I agree completely that the romance was trite (along with the dialogue), but otherwise I had the opposite reaction. That is, the almost cosmic tragedy of all those people dying was magnified by observing its effect on the lives of two of the ship’s passengers. Those two souls had their destinies fixed by the ship’s sinking. I recall thinking on my way out of the theater about how the personal tragedies of those two must have been magnified by an entire shipload of men and women, each with a name and a face and families who loved them and wanted to see them at the dock in New York. I was reminded of the Hasidic saying often quoted by Elie Wiesel, which goes something like, “When one person dies, an entire universe dies with him.” I felt that, even though the love story was pretty cheap. Hey, it was melodrama. I didn’t expect much more than that.

In fact, what made me really like the film, even though I went in expecting to hate it, was how Cameron really emphasized the cosmic nature of the tragedy. It was hard to avoid seeing the fate of the Titanic as a metaphor for hubris, and the ultimate folly of human endeavor.
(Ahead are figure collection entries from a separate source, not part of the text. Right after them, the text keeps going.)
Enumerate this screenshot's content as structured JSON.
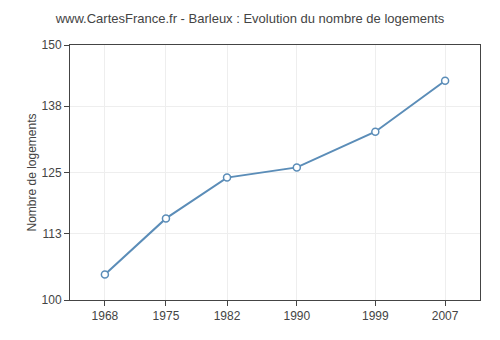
{
  "chart_data": {
    "type": "line",
    "title": "www.CartesFrance.fr - Barleux : Evolution du nombre de logements",
    "ylabel": "Nombre de logements",
    "x": [
      1968,
      1975,
      1982,
      1990,
      1999,
      2007
    ],
    "values": [
      105,
      116,
      124,
      126,
      133,
      143
    ],
    "xlim": [
      1964,
      2011
    ],
    "xticks": [
      1968,
      1975,
      1982,
      1990,
      1999,
      2007
    ],
    "ylim": [
      100,
      150
    ],
    "yticks": [
      100,
      113,
      125,
      138,
      150
    ],
    "color": "#5b8db8",
    "marker": "o",
    "grid": true
  }
}
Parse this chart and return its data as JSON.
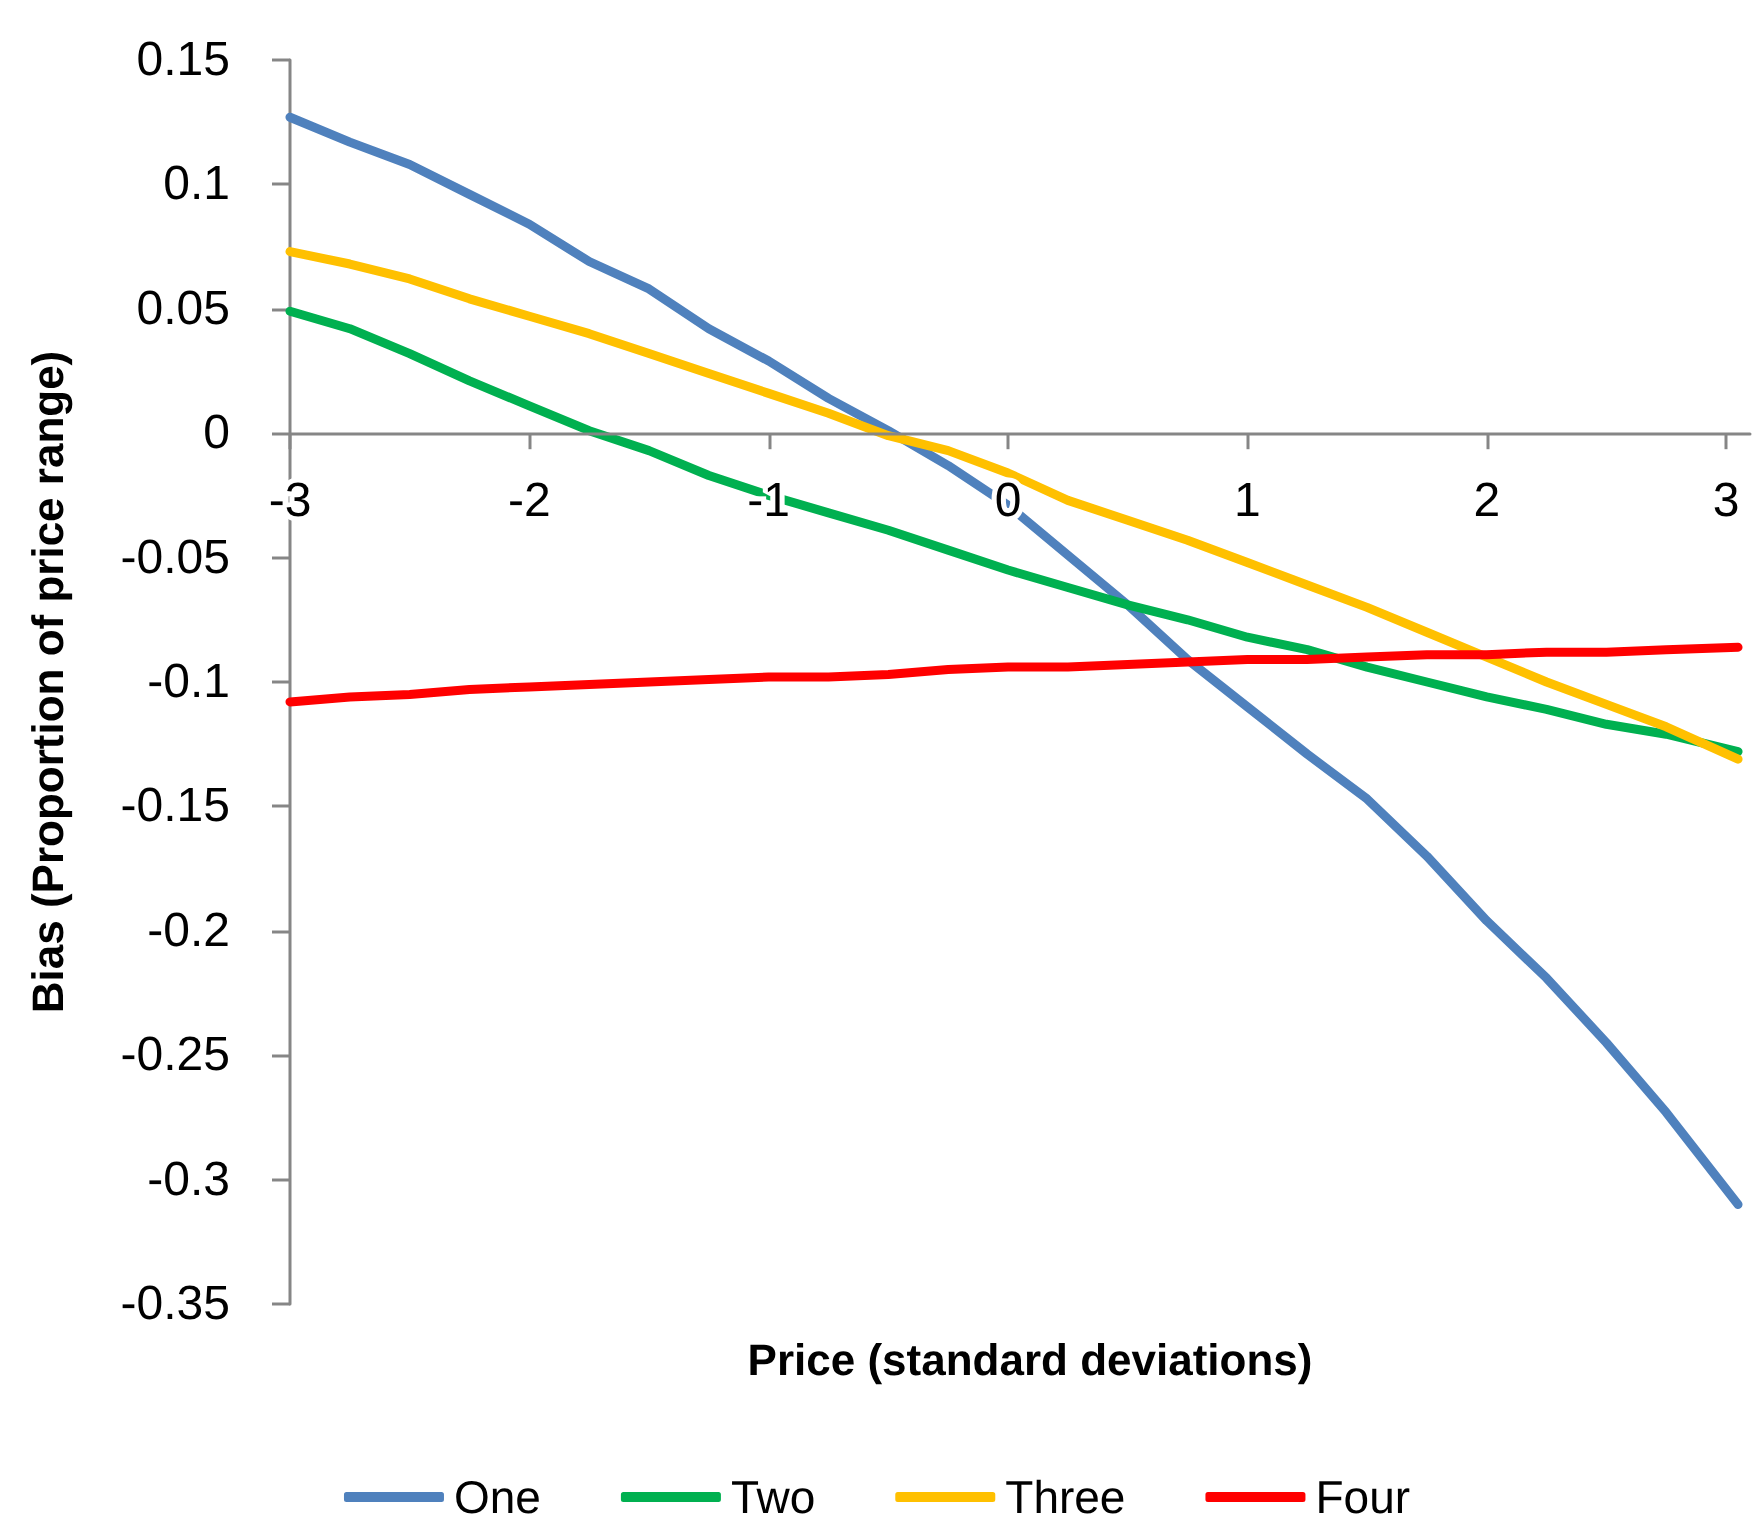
{
  "chart_data": {
    "type": "line",
    "xlabel": "Price (standard deviations)",
    "ylabel": "Bias (Proportion of price range)",
    "x": [
      -3,
      -2.75,
      -2.5,
      -2.25,
      -2,
      -1.75,
      -1.5,
      -1.25,
      -1,
      -0.75,
      -0.5,
      -0.25,
      0,
      0.25,
      0.5,
      0.75,
      1,
      1.25,
      1.5,
      1.75,
      2,
      2.25,
      2.5,
      2.75,
      3.05
    ],
    "series": [
      {
        "name": "One",
        "color": "#4f81bd",
        "values": [
          0.127,
          0.117,
          0.108,
          0.096,
          0.084,
          0.069,
          0.058,
          0.042,
          0.029,
          0.014,
          0.001,
          -0.013,
          -0.029,
          -0.049,
          -0.069,
          -0.091,
          -0.11,
          -0.129,
          -0.147,
          -0.17,
          -0.196,
          -0.219,
          -0.245,
          -0.273,
          -0.31
        ]
      },
      {
        "name": "Two",
        "color": "#00b050",
        "values": [
          0.049,
          0.042,
          0.032,
          0.021,
          0.011,
          0.001,
          -0.007,
          -0.017,
          -0.025,
          -0.032,
          -0.039,
          -0.047,
          -0.055,
          -0.062,
          -0.069,
          -0.075,
          -0.082,
          -0.087,
          -0.094,
          -0.1,
          -0.106,
          -0.111,
          -0.117,
          -0.121,
          -0.128
        ]
      },
      {
        "name": "Three",
        "color": "#ffc000",
        "values": [
          0.073,
          0.068,
          0.062,
          0.054,
          0.047,
          0.04,
          0.032,
          0.024,
          0.016,
          0.008,
          -0.001,
          -0.007,
          -0.016,
          -0.027,
          -0.035,
          -0.043,
          -0.052,
          -0.061,
          -0.07,
          -0.08,
          -0.09,
          -0.1,
          -0.109,
          -0.118,
          -0.131
        ]
      },
      {
        "name": "Four",
        "color": "#ff0000",
        "values": [
          -0.108,
          -0.106,
          -0.105,
          -0.103,
          -0.102,
          -0.101,
          -0.1,
          -0.099,
          -0.098,
          -0.098,
          -0.097,
          -0.095,
          -0.094,
          -0.094,
          -0.093,
          -0.092,
          -0.091,
          -0.091,
          -0.09,
          -0.089,
          -0.089,
          -0.088,
          -0.088,
          -0.087,
          -0.086
        ]
      }
    ],
    "xlim": [
      -3,
      3.1
    ],
    "xticks": [
      -3,
      -2,
      -1,
      0,
      1,
      2,
      3
    ],
    "ylim": [
      -0.35,
      0.15
    ],
    "yticks": [
      -0.35,
      -0.3,
      -0.25,
      -0.2,
      -0.15,
      -0.1,
      -0.05,
      0,
      0.05,
      0.1,
      0.15
    ],
    "legend": "bottom",
    "marker": "none",
    "line_style": "solid"
  }
}
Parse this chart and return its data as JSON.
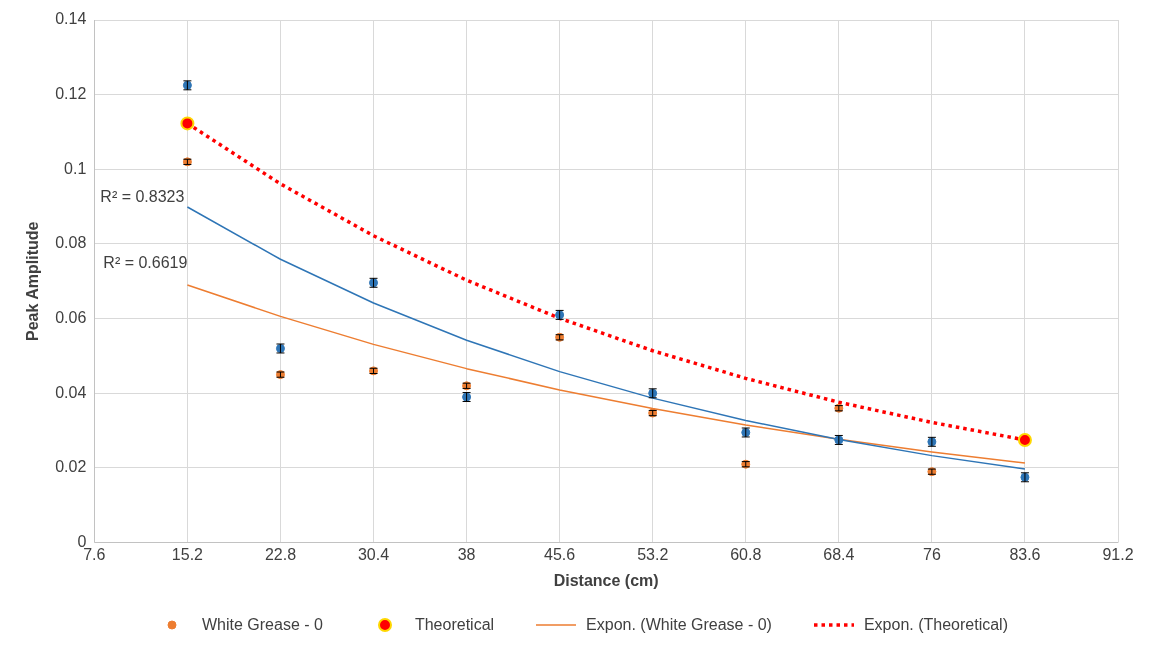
{
  "chart_data": {
    "type": "scatter",
    "xlabel": "Distance (cm)",
    "ylabel": "Peak Amplitude",
    "x": [
      15.2,
      22.8,
      30.4,
      38,
      45.6,
      53.2,
      60.8,
      68.4,
      76,
      83.6
    ],
    "xlim": [
      7.6,
      91.2
    ],
    "xticks": [
      7.6,
      15.2,
      22.8,
      30.4,
      38,
      45.6,
      53.2,
      60.8,
      68.4,
      76,
      83.6,
      91.2
    ],
    "ylim": [
      0,
      0.14
    ],
    "yticks": [
      0,
      0.02,
      0.04,
      0.06,
      0.08,
      0.1,
      0.12,
      0.14
    ],
    "grid": true,
    "legend": "bottom",
    "annotations": [
      "R² = 0.8323",
      "R² = 0.6619"
    ],
    "series": [
      {
        "marker": "circle",
        "color": "#2e75b6",
        "values": [
          0.1225,
          0.052,
          0.0696,
          0.039,
          0.061,
          0.04,
          0.0295,
          0.0275,
          0.027,
          0.0175
        ],
        "errors": [
          0.0012,
          0.0012,
          0.0012,
          0.0012,
          0.0012,
          0.0012,
          0.0012,
          0.0012,
          0.0012,
          0.0012
        ]
      },
      {
        "marker": "circle",
        "name": "White Grease - 0",
        "color": "#ed7d31",
        "values": [
          0.102,
          0.045,
          0.046,
          0.042,
          0.055,
          0.0347,
          0.021,
          0.036,
          0.019,
          null
        ],
        "errors": [
          0.0007,
          0.0007,
          0.0007,
          0.0007,
          0.0007,
          0.0007,
          0.0007,
          0.0007,
          0.0007,
          null
        ]
      },
      {
        "marker": "circle",
        "name": "Theoretical",
        "color": "#ff0000",
        "x": [
          15.2,
          83.6
        ],
        "values": [
          0.1123,
          0.0275
        ]
      },
      {
        "type": "line",
        "marker": "none",
        "color": "#2e75b6",
        "line_style": "solid",
        "values": [
          0.0899,
          0.0759,
          0.0642,
          0.0542,
          0.0458,
          0.0387,
          0.0327,
          0.0276,
          0.0233,
          0.0197
        ]
      },
      {
        "type": "line",
        "marker": "none",
        "name": "Expon. (White Grease - 0)",
        "color": "#ed7d31",
        "line_style": "solid",
        "values": [
          0.069,
          0.0606,
          0.0531,
          0.0466,
          0.0409,
          0.0359,
          0.0315,
          0.0277,
          0.0243,
          0.0213
        ]
      },
      {
        "type": "line",
        "marker": "none",
        "name": "Expon. (Theoretical)",
        "color": "#ff0000",
        "line_style": "dotted",
        "values": [
          0.1123,
          0.0961,
          0.0822,
          0.0703,
          0.0601,
          0.0514,
          0.044,
          0.0376,
          0.0322,
          0.0275
        ]
      }
    ]
  }
}
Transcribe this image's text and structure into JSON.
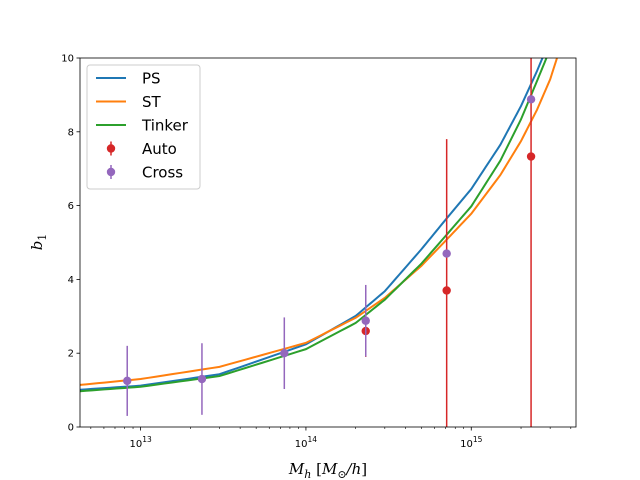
{
  "chart_data": {
    "type": "line",
    "xscale": "log",
    "xlim": [
      4300000000000.0,
      4300000000000000.0
    ],
    "ylim": [
      0,
      10
    ],
    "xlabel": "M_h [M_⊙/h]",
    "ylabel": "b_1",
    "xticks": [
      {
        "value": 10000000000000.0,
        "mantissa": "10",
        "exp": "13"
      },
      {
        "value": 100000000000000.0,
        "mantissa": "10",
        "exp": "14"
      },
      {
        "value": 1000000000000000.0,
        "mantissa": "10",
        "exp": "15"
      }
    ],
    "yticks": [
      0,
      2,
      4,
      6,
      8,
      10
    ],
    "legend_position": "top-left",
    "grid": false,
    "series": [
      {
        "name": "PS",
        "kind": "line",
        "color": "#1f77b4",
        "x": [
          4300000000000.0,
          10000000000000.0,
          30000000000000.0,
          100000000000000.0,
          200000000000000.0,
          300000000000000.0,
          500000000000000.0,
          700000000000000.0,
          1000000000000000.0,
          1500000000000000.0,
          2000000000000000.0,
          2500000000000000.0,
          3000000000000000.0
        ],
        "y": [
          1.01,
          1.12,
          1.43,
          2.24,
          3.01,
          3.68,
          4.82,
          5.62,
          6.45,
          7.65,
          8.7,
          9.65,
          10.5
        ]
      },
      {
        "name": "ST",
        "kind": "line",
        "color": "#ff7f0e",
        "x": [
          4300000000000.0,
          10000000000000.0,
          30000000000000.0,
          100000000000000.0,
          200000000000000.0,
          300000000000000.0,
          500000000000000.0,
          700000000000000.0,
          1000000000000000.0,
          1500000000000000.0,
          2000000000000000.0,
          2500000000000000.0,
          3000000000000000.0,
          3300000000000000.0
        ],
        "y": [
          1.14,
          1.3,
          1.63,
          2.28,
          2.96,
          3.5,
          4.37,
          5.05,
          5.78,
          6.83,
          7.75,
          8.6,
          9.42,
          10.0
        ]
      },
      {
        "name": "Tinker",
        "kind": "line",
        "color": "#2ca02c",
        "x": [
          4300000000000.0,
          10000000000000.0,
          30000000000000.0,
          100000000000000.0,
          200000000000000.0,
          300000000000000.0,
          500000000000000.0,
          700000000000000.0,
          1000000000000000.0,
          1500000000000000.0,
          2000000000000000.0,
          2500000000000000.0,
          2850000000000000.0
        ],
        "y": [
          0.97,
          1.09,
          1.38,
          2.11,
          2.82,
          3.45,
          4.43,
          5.18,
          5.98,
          7.22,
          8.34,
          9.38,
          10.0
        ]
      },
      {
        "name": "Auto",
        "kind": "errorbar",
        "color": "#d62728",
        "x": [
          230000000000000.0,
          710000000000000.0,
          2300000000000000.0
        ],
        "y": [
          2.6,
          3.7,
          7.33
        ],
        "yerr_low": [
          0.7,
          3.7,
          7.33
        ],
        "yerr_high": [
          0.7,
          4.1,
          2.67
        ]
      },
      {
        "name": "Cross",
        "kind": "errorbar",
        "color": "#9467bd",
        "x": [
          8300000000000.0,
          23500000000000.0,
          74000000000000.0,
          230000000000000.0,
          710000000000000.0,
          2300000000000000.0
        ],
        "y": [
          1.25,
          1.3,
          2.0,
          2.88,
          4.7,
          8.88
        ],
        "yerr_low": [
          0.95,
          0.97,
          0.97,
          0.97,
          0,
          0
        ],
        "yerr_high": [
          0.95,
          0.97,
          0.97,
          0.97,
          0,
          0
        ]
      }
    ]
  }
}
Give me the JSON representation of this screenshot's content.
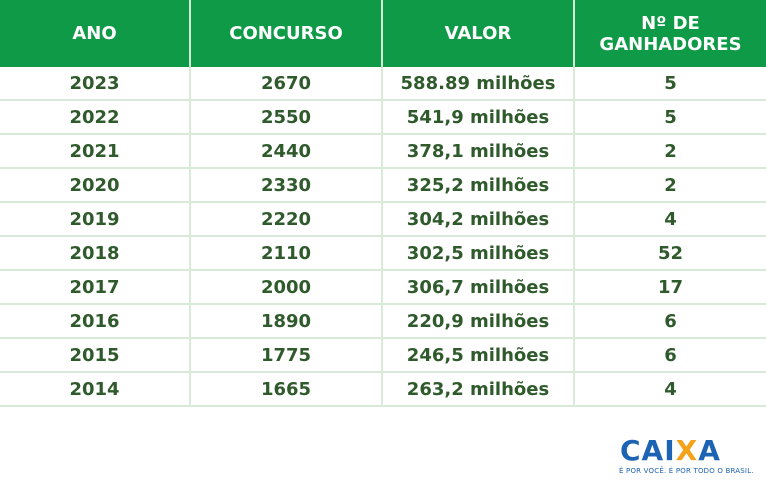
{
  "headers": {
    "ano": "ANO",
    "concurso": "CONCURSO",
    "valor": "VALOR",
    "ganhadores_line1": "Nº DE",
    "ganhadores_line2": "GANHADORES"
  },
  "rows": [
    {
      "ano": "2023",
      "concurso": "2670",
      "valor": "588.89 milhões",
      "ganhadores": "5"
    },
    {
      "ano": "2022",
      "concurso": "2550",
      "valor": "541,9 milhões",
      "ganhadores": "5"
    },
    {
      "ano": "2021",
      "concurso": "2440",
      "valor": "378,1 milhões",
      "ganhadores": "2"
    },
    {
      "ano": "2020",
      "concurso": "2330",
      "valor": "325,2 milhões",
      "ganhadores": "2"
    },
    {
      "ano": "2019",
      "concurso": "2220",
      "valor": "304,2 milhões",
      "ganhadores": "4"
    },
    {
      "ano": "2018",
      "concurso": "2110",
      "valor": "302,5 milhões",
      "ganhadores": "52"
    },
    {
      "ano": "2017",
      "concurso": "2000",
      "valor": "306,7 milhões",
      "ganhadores": "17"
    },
    {
      "ano": "2016",
      "concurso": "1890",
      "valor": "220,9 milhões",
      "ganhadores": "6"
    },
    {
      "ano": "2015",
      "concurso": "1775",
      "valor": "246,5 milhões",
      "ganhadores": "6"
    },
    {
      "ano": "2014",
      "concurso": "1665",
      "valor": "263,2 milhões",
      "ganhadores": "4"
    }
  ],
  "logo": {
    "word_main": "CAI",
    "word_x": "X",
    "word_end": "A",
    "tagline": "É POR VOCÊ. É POR TODO O BRASIL."
  },
  "colors": {
    "header_bg": "#0f9a47",
    "text": "#2f5a2b",
    "logo_blue": "#1d63b4",
    "logo_orange": "#f5a21b"
  }
}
The fact that we knew what awaited the ship in the ocean lent so much pathos to the gaiety of the passengers and the pride of the ship’s owners and designer. I think my favorite shot in the film was one Cameron used, as a variation, more than once. It followed a scene of merriment, I think, and was a bird’s-eye view of the ship sailing into dark waters on an open sea. I immediately thought that this must have been how God saw the boat from on high; it was so big and so impressive from the human point of view onboard, but seen from so high, it was a lonely little vessel moving implacably and ignorantly toward its doom. That really got to me.


Patrick Henry Reardon is pastor emeritus of All Saints Antiochian Orthodox Church in Chicago, Illinois, and the author of numerous books, including, most recently, Out of Step with God: Orthodox Christian Reflections on the Book of Numbers (Ancient Faith Publishing, 2019).